The Japanese yen (JPY) cut some of its intraday losses against the US dollar (USD) on Monday, bringing the USD/JPY pair back below the mid-155.00s during the early European session. The Bank of Japan’s (BoJ) Summary of Opinions showed conversations about the possibility of further hikes in interest rates. Furthermore, Tokyo’s core inflation increased at the quickest annual rate in nearly a year, raising expectations of further policy tightening by the BoJ, which supports the JPY.
Beyond monetary policy, narrowing interest rate differentials between Japan and other major economies, including the US, alongside a broader risk-off sentiment, provide additional support to the safe-haven JPY. However, concerns over the economic impact of US President Donald Trump’s newly announced trade tariffs limit the yen’s upside. Meanwhile, the USD remains broadly strong, allowing the USD/JPY pair to maintain its positive momentum for a second consecutive day, ahead of the upcoming US ISM Manufacturing PMI report.
Yen Gains Traction Amid BoJ Rate Hike Bets and Trade War Fears
US President Donald Trump signed an executive order on Saturday to impose 25% tariffs on imports from Canada and Mexico and 10% tariffs on Chinese goods, effective Tuesday.
Canada’s Prime Minister Justin Trudeau, Mexico’s President Claudia Sheinbaum, and China’s foreign ministry all replied quickly, indicating probable retaliation. The US Dollar continues to climb, approaching a two-year high last hit in January, supporting the USD/JPY pair’s upward trend.
The Bank of Japan’s latest Summary of Opinions, released on Monday, showed that policymakers are thinking about additional rate hikes, though this has failed to appreciably lift the JPY.
Board members of the Bank of Japan stressed the need of continuing to raise interest rates if economic conditions and inflation remain stable.

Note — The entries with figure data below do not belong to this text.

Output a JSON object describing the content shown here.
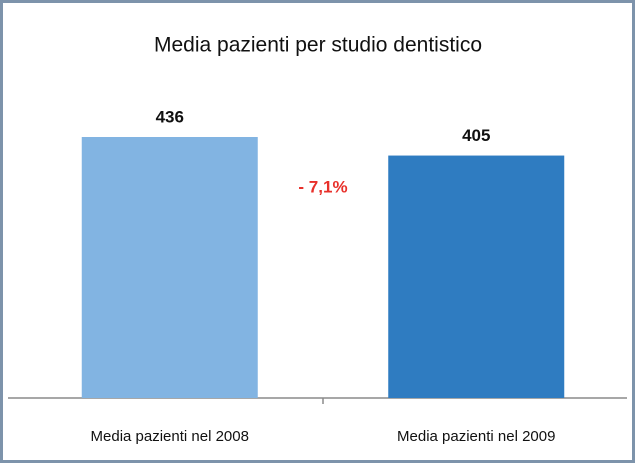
{
  "chart_data": {
    "type": "bar",
    "title": "Media pazienti per studio dentistico",
    "categories": [
      "Media pazienti nel 2008",
      "Media pazienti nel 2009"
    ],
    "values": [
      436,
      405
    ],
    "colors": [
      "#82b4e2",
      "#2f7cc1"
    ],
    "annotations": [
      "- 7,1%"
    ]
  }
}
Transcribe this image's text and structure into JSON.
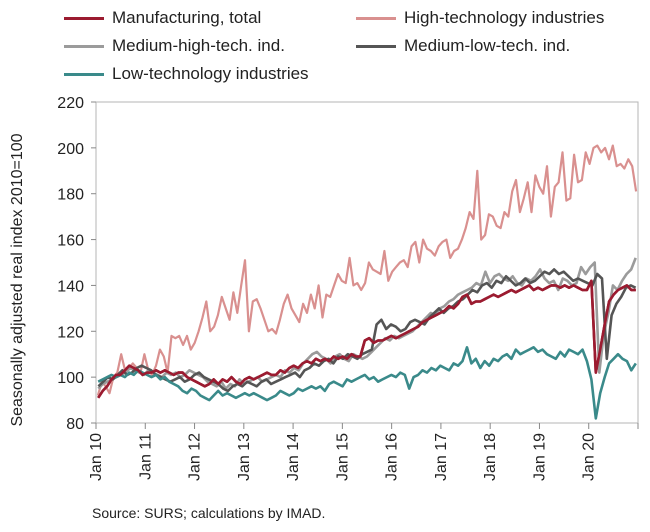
{
  "chart_data": {
    "type": "line",
    "title": "",
    "xlabel": "",
    "ylabel": "Seasonally adjusted real index 2010=100",
    "ylim": [
      80,
      220
    ],
    "yticks": [
      80,
      100,
      120,
      140,
      160,
      180,
      200,
      220
    ],
    "x_start": "Jan 10",
    "x_end": "Dec 20",
    "x_ticklabels": [
      "Jan 10",
      "Jan 11",
      "Jan 12",
      "Jan 13",
      "Jan 14",
      "Jan 15",
      "Jan 16",
      "Jan 17",
      "Jan 18",
      "Jan 19",
      "Jan 20"
    ],
    "grid": false,
    "legend_position": "top",
    "series": [
      {
        "name": "Manufacturing, total",
        "color": "#9b1b30",
        "values": [
          91,
          94,
          96,
          99,
          101,
          101,
          103,
          105,
          104,
          103,
          101,
          102,
          102,
          103,
          102,
          103,
          102,
          101,
          102,
          102,
          100,
          99,
          98,
          97,
          96,
          97,
          99,
          97,
          99,
          98,
          100,
          98,
          97,
          99,
          100,
          99,
          100,
          101,
          102,
          101,
          101,
          103,
          102,
          104,
          105,
          104,
          106,
          107,
          106,
          108,
          107,
          108,
          107,
          109,
          108,
          109,
          108,
          110,
          109,
          109,
          116,
          117,
          115,
          116,
          116,
          117,
          118,
          117,
          118,
          119,
          120,
          121,
          122,
          124,
          125,
          126,
          127,
          128,
          129,
          131,
          130,
          132,
          135,
          136,
          132,
          133,
          133,
          134,
          135,
          136,
          135,
          136,
          137,
          138,
          137,
          138,
          139,
          140,
          138,
          139,
          138,
          139,
          140,
          140,
          139,
          140,
          139,
          140,
          139,
          138,
          138,
          142,
          102,
          112,
          123,
          133,
          136,
          138,
          139,
          140,
          138,
          138
        ]
      },
      {
        "name": "High-technology industries",
        "color": "#d9908f",
        "values": [
          92,
          98,
          96,
          93,
          100,
          102,
          110,
          103,
          104,
          106,
          104,
          102,
          110,
          103,
          101,
          105,
          112,
          109,
          102,
          118,
          117,
          118,
          114,
          118,
          112,
          115,
          120,
          126,
          133,
          120,
          122,
          127,
          135,
          130,
          125,
          137,
          128,
          140,
          151,
          120,
          133,
          134,
          130,
          125,
          120,
          121,
          119,
          125,
          132,
          136,
          130,
          127,
          124,
          132,
          128,
          136,
          130,
          140,
          126,
          136,
          135,
          140,
          145,
          142,
          141,
          152,
          140,
          141,
          138,
          141,
          150,
          147,
          146,
          145,
          155,
          142,
          146,
          148,
          150,
          151,
          148,
          157,
          159,
          150,
          160,
          156,
          155,
          153,
          157,
          159,
          160,
          152,
          155,
          156,
          160,
          165,
          172,
          169,
          190,
          160,
          162,
          171,
          170,
          166,
          165,
          172,
          170,
          181,
          186,
          172,
          178,
          185,
          172,
          188,
          183,
          180,
          192,
          170,
          183,
          185,
          198,
          177,
          178,
          197,
          185,
          186,
          198,
          193,
          200,
          201,
          198,
          200,
          195,
          201,
          192,
          193,
          191,
          195,
          192,
          181
        ]
      },
      {
        "name": "Medium-high-tech. ind.",
        "color": "#9b9b9b",
        "values": [
          95,
          97,
          98,
          99,
          100,
          101,
          102,
          104,
          103,
          102,
          101,
          103,
          102,
          101,
          100,
          102,
          101,
          102,
          100,
          101,
          103,
          102,
          101,
          100,
          98,
          97,
          96,
          98,
          95,
          97,
          96,
          99,
          97,
          98,
          99,
          100,
          98,
          99,
          100,
          101,
          100,
          103,
          102,
          104,
          103,
          106,
          108,
          110,
          111,
          109,
          108,
          106,
          109,
          110,
          108,
          107,
          110,
          109,
          108,
          109,
          111,
          113,
          115,
          117,
          116,
          118,
          117,
          118,
          119,
          120,
          122,
          124,
          126,
          128,
          127,
          130,
          131,
          133,
          134,
          136,
          137,
          138,
          139,
          141,
          140,
          146,
          141,
          144,
          145,
          143,
          142,
          144,
          141,
          140,
          143,
          142,
          144,
          147,
          143,
          141,
          142,
          138,
          143,
          142,
          140,
          141,
          148,
          145,
          148,
          150,
          102,
          119,
          128,
          140,
          138,
          142,
          145,
          147,
          152
        ]
      },
      {
        "name": "Medium-low-tech. ind.",
        "color": "#555555",
        "values": [
          96,
          98,
          100,
          99,
          101,
          103,
          101,
          102,
          104,
          105,
          104,
          103,
          101,
          100,
          99,
          98,
          99,
          100,
          98,
          99,
          101,
          102,
          100,
          99,
          98,
          97,
          95,
          94,
          96,
          97,
          96,
          98,
          97,
          96,
          98,
          99,
          97,
          98,
          99,
          100,
          101,
          102,
          100,
          103,
          104,
          106,
          105,
          107,
          108,
          106,
          109,
          108,
          110,
          109,
          108,
          110,
          111,
          112,
          123,
          125,
          121,
          123,
          122,
          120,
          121,
          124,
          125,
          124,
          123,
          126,
          128,
          130,
          128,
          130,
          131,
          133,
          134,
          136,
          138,
          137,
          140,
          141,
          139,
          142,
          141,
          144,
          142,
          140,
          141,
          143,
          141,
          142,
          144,
          146,
          145,
          147,
          145,
          146,
          144,
          142,
          143,
          142,
          141,
          140,
          145,
          143,
          108,
          127,
          132,
          135,
          139,
          140,
          139
        ]
      },
      {
        "name": "Low-technology industries",
        "color": "#3a8a8a",
        "values": [
          98,
          99,
          100,
          101,
          100,
          101,
          100,
          102,
          101,
          103,
          102,
          101,
          100,
          101,
          99,
          100,
          98,
          97,
          96,
          94,
          93,
          95,
          94,
          92,
          91,
          90,
          92,
          94,
          92,
          93,
          92,
          91,
          92,
          93,
          92,
          93,
          92,
          91,
          90,
          91,
          92,
          94,
          93,
          92,
          93,
          95,
          94,
          95,
          96,
          95,
          96,
          94,
          97,
          98,
          97,
          96,
          99,
          98,
          99,
          100,
          101,
          99,
          100,
          98,
          99,
          100,
          101,
          100,
          102,
          101,
          95,
          100,
          101,
          103,
          102,
          104,
          103,
          105,
          104,
          103,
          106,
          105,
          107,
          113,
          106,
          108,
          104,
          107,
          105,
          108,
          107,
          109,
          110,
          108,
          112,
          110,
          111,
          112,
          113,
          111,
          112,
          110,
          109,
          108,
          111,
          109,
          112,
          111,
          110,
          112,
          107,
          99,
          82,
          93,
          100,
          106,
          108,
          110,
          108,
          107,
          103,
          106
        ]
      }
    ]
  },
  "source": "Source: SURS; calculations by IMAD."
}
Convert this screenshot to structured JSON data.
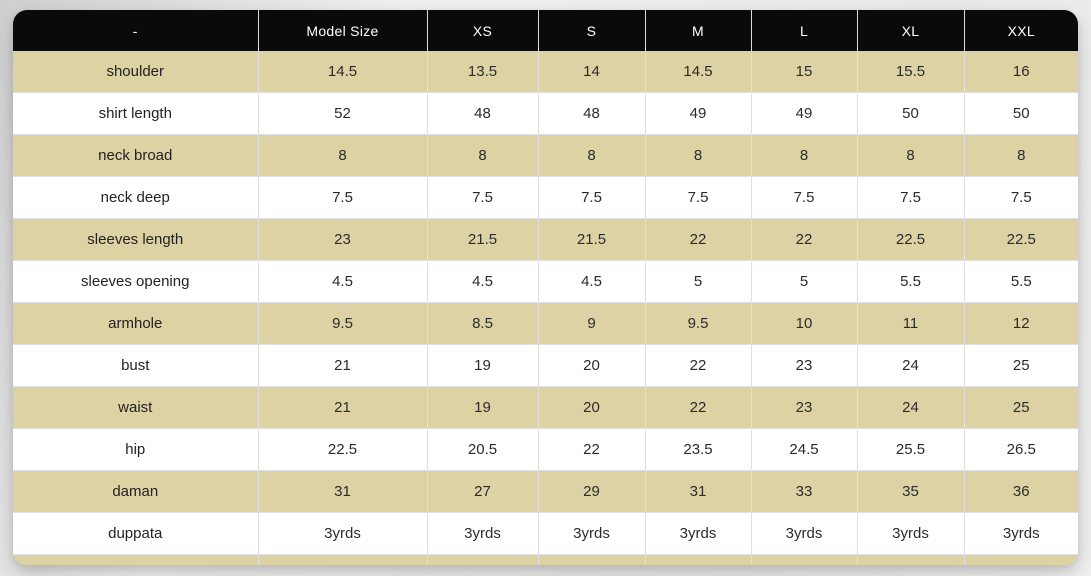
{
  "colors": {
    "header_bg": "#0a0a0a",
    "header_text": "#ffffff",
    "stripe_tan": "#ddd2a4",
    "row_white": "#ffffff",
    "grid_line": "#e0e0e0",
    "page_bg": "#e9e9e9",
    "body_text": "#2b2b2b"
  },
  "chart_data": {
    "type": "table",
    "columns": [
      "-",
      "Model Size",
      "XS",
      "S",
      "M",
      "L",
      "XL",
      "XXL"
    ],
    "rows": [
      [
        "shoulder",
        "14.5",
        "13.5",
        "14",
        "14.5",
        "15",
        "15.5",
        "16"
      ],
      [
        "shirt length",
        "52",
        "48",
        "48",
        "49",
        "49",
        "50",
        "50"
      ],
      [
        "neck broad",
        "8",
        "8",
        "8",
        "8",
        "8",
        "8",
        "8"
      ],
      [
        "neck deep",
        "7.5",
        "7.5",
        "7.5",
        "7.5",
        "7.5",
        "7.5",
        "7.5"
      ],
      [
        "sleeves length",
        "23",
        "21.5",
        "21.5",
        "22",
        "22",
        "22.5",
        "22.5"
      ],
      [
        "sleeves opening",
        "4.5",
        "4.5",
        "4.5",
        "5",
        "5",
        "5.5",
        "5.5"
      ],
      [
        "armhole",
        "9.5",
        "8.5",
        "9",
        "9.5",
        "10",
        "11",
        "12"
      ],
      [
        "bust",
        "21",
        "19",
        "20",
        "22",
        "23",
        "24",
        "25"
      ],
      [
        "waist",
        "21",
        "19",
        "20",
        "22",
        "23",
        "24",
        "25"
      ],
      [
        "hip",
        "22.5",
        "20.5",
        "22",
        "23.5",
        "24.5",
        "25.5",
        "26.5"
      ],
      [
        "daman",
        "31",
        "27",
        "29",
        "31",
        "33",
        "35",
        "36"
      ],
      [
        "duppata",
        "3yrds",
        "3yrds",
        "3yrds",
        "3yrds",
        "3yrds",
        "3yrds",
        "3yrds"
      ]
    ],
    "layout_hints": {
      "striping": "rows alternate tan/white starting with tan",
      "header_style": "black bar with white separators, rounded top corners",
      "footer": "partial tan row sliver with rounded bottom corners"
    }
  }
}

Japan’s Finance Minister Katsunobu Kato stated that the government is closely monitoring the impact of Trump’s tariffs on the yen amid concerns over potential economic fallout.
Economy Minister Ryosei Akazawa reiterated Japan’s commitment to achieving the BoJ’s 2% inflation target while implementing measures to offset rising living costs.
The US-Japan yield spread remains near a multi-week low, which, coupled with risk aversion, could help stabilize the yen in the near term.
Investors now turn their focus to key US economic data, starting with today’s ISM Manufacturing PMI, followed by the highly anticipated Nonfarm Payrolls (NFP) report on Friday.
USD/JPY Faces Resistance Near 156.25; Bears in Control Below This Level
From a technical standpoint, last week’s strong rebound from the 50% Fibonacci retracement level of the December-January rally and the subsequent upside move favor bullish traders. However, additional gains beyond 156.00 may encounter resistance near last week’s swing high at 156.25. A sustained break above this level could spark a short-covering rally, pushing the pair towards:
- 156.70-156.75 resistance
- 157.00 psychological mark
- 157.60 horizontal barrier
- Potential extension towards 158.00, with an ultimate target at the 158.85-158.90 multi-month high from January 10
Conversely, on the downside:-
- 155.00 serves as immediate support
- Below this, watch for key levels at 154.55-154.50 and 154.00
- A break below the 153.70 January low could accelerate the decline towards 153.30 and eventually 153.00
While the JPY is exhibiting some resilience, the overall trend remains unpredictable, with market participants intently watching economic indicators and geopolitical developments.